The target user is not expected to have much control over the implementation of the capabilities layer. Instead, the capabilities layer is provided by the platform provider, i.e. the manufacturer of the robot. It is up to the manufacturer to ensure the capabilities work well. The user is not expected to know or care about the underlying implementation, e.g. whether the location is provided by wifi or gps. More advanced users can 'jailbreak' a phone and to access this layer, but this general user does not.
These motivations carry over into our robot platform. Turtlebot is also battery and CPU constrained. It is also expected to support several, well-defined capabilities, like robot localization, sensor access, and base control. Like a smartphone, these capabilities need to be dynamically started and stopped to limit CPU usage.
Application layer
An application is software targetted at an end user, e.g. the owner of the robot. The set of potential applications is large and the installed software can run on the robot, on the Building Manager, and possibly also in the "cloud".
Applications can be downloaded by the user or by a supervisory application. For example, a user can go to an "app store" and select a program to install. As another example, a "Delivery" app that is installed on a central task manager can deploy a client app to a robot.
We hope for applications to be relatively small. If the capabilities layer is strong, then applications will mostly be orchestration and user interface. Smaller applications can be deployed more quickly and easily, and they are also an indicator that the platform has sufficient capabilities.
In order to ensure proper operation of an application, we assume a single-tasking model. It is not possible to test an application in all possible multi-tasking scenarios, and the consequences of bad scheduling are much worse on a physical robotic platform.
In the longer term, applications will be installed in a separate space from the rest of the robot software and will be subject to stricter permissions. We also wish to restrict access of an application to the robot resources, whether they be ROS topics or the filesystem. These restrictions will ensure applications properly declare the resources that they need and that the consumer has control over what is enabled.
Plugins
We are considering the potential to have well-defined plugins that applications can define. In the smartphone analogy, an application can install a hook into the camera application to send captured photos to Twitter or e-mail.
The need and design in the robotic scenario is more complex. Imagine that you wish to design an user interface that allows you to define 'tasks' to execute at different points on a map. The application would command the robot to these locations on the map, then hand over control of the robot to the 'task' to execute. When the task completes or is pre-empted, the main application resumes control.
In the pure application formalism, this is not possible to do in an extensible model. This is like iOS, where the camera application cannot share photos with other user-installed applications, and, similarly, user-installed applications must define their own photo capture UIs.

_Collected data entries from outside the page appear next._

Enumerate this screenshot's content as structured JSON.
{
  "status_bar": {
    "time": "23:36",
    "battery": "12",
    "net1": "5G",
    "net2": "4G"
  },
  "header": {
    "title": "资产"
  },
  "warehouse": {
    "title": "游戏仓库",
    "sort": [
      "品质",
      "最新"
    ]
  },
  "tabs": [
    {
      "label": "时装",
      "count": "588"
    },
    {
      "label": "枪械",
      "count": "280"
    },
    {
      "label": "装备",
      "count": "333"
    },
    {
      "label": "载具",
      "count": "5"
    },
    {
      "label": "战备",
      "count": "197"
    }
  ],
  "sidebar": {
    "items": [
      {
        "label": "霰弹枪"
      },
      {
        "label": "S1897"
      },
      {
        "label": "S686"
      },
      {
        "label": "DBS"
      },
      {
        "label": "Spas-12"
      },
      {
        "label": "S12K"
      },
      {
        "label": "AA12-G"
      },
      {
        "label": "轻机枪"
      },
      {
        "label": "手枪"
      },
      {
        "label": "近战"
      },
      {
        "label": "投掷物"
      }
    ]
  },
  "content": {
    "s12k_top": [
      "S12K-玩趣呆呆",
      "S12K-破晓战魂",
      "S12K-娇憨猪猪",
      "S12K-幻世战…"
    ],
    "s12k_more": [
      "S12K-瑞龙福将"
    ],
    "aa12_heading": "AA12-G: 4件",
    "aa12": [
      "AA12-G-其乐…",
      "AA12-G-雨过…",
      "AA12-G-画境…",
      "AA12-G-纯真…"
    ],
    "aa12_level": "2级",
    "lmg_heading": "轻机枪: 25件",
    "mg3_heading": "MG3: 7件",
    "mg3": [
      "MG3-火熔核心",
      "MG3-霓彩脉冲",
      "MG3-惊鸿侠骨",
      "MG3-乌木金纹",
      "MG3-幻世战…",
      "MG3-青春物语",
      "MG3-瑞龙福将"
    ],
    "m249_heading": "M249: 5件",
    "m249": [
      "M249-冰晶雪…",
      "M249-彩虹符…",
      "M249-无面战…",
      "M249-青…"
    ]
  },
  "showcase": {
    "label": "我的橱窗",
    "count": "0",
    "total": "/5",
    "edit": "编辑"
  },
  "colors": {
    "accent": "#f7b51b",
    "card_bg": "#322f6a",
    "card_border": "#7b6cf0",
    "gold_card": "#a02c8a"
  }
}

If we adopt the iOS model, then each application must design and develop its own set of tasks to execute. This model is simpler, but it results in duplication of user interfaces and underlying libraries. It is possible to draw comparisons to the single-tasking vs. multi-tasking issue. Allowing these plugin capabilities could become a backdoor for enabling multi-tasking, and can run into the same issues of testing and performance present there.

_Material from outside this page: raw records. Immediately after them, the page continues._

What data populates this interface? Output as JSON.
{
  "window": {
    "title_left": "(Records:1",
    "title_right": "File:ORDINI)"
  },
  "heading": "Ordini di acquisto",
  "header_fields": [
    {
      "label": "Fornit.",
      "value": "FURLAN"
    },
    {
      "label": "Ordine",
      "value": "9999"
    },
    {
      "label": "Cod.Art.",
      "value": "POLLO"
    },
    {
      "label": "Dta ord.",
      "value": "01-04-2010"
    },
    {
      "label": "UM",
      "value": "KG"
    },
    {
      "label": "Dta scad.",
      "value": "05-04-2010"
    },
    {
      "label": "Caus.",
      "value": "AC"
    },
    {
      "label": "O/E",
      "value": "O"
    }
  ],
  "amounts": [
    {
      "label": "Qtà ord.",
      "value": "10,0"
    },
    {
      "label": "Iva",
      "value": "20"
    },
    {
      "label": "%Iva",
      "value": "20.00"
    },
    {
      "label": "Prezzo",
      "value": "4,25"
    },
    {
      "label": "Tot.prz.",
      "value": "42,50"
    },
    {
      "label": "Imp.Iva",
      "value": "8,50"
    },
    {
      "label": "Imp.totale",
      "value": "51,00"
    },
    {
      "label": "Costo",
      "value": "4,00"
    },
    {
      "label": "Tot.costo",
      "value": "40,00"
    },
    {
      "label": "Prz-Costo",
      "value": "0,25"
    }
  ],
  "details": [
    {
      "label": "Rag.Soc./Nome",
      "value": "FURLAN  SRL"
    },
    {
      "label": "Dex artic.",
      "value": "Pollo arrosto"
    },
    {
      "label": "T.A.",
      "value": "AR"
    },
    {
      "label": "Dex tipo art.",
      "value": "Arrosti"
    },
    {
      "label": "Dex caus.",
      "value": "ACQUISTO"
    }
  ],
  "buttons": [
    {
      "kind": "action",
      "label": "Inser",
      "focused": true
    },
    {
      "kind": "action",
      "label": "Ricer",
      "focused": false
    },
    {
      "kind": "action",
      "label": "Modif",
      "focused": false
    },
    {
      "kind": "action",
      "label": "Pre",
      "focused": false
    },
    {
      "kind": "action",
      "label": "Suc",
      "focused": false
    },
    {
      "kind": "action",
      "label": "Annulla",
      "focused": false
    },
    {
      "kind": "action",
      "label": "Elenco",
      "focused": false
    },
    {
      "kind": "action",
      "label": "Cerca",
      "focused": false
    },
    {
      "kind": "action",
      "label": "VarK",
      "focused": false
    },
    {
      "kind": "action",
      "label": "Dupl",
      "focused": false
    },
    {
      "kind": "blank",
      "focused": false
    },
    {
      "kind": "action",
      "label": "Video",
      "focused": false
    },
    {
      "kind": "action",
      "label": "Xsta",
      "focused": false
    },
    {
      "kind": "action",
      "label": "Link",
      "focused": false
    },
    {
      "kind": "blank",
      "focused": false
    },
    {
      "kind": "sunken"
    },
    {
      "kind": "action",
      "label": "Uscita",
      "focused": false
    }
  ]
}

To again draw comparison to smartphones, multi-tasking, when present, is usually not "true" multitasking. For example, on Android, the OS may choose to kill any task at any time. Also, the APIs that a background task may call are more limited.
A plugin 'task' API could be similarly limited in order to meet our needs. For example, in the "Contiuous Ops" infrastructure, a task must be pre-emptable, and the robots arms must return to a set position when the task is completed/pre-empted. In the navigation task example given above, we could dictate that the task must be safe to pre-empt at any time, must complete within a set time limit, and so on.
iOS has made a similar approach for it's multitasking APIs. They surveyed common multi-tasking needs for phone applications. Based on this, they came up with an ontology of tasks and created a limited set of APIs for exposing multitasking in these cases.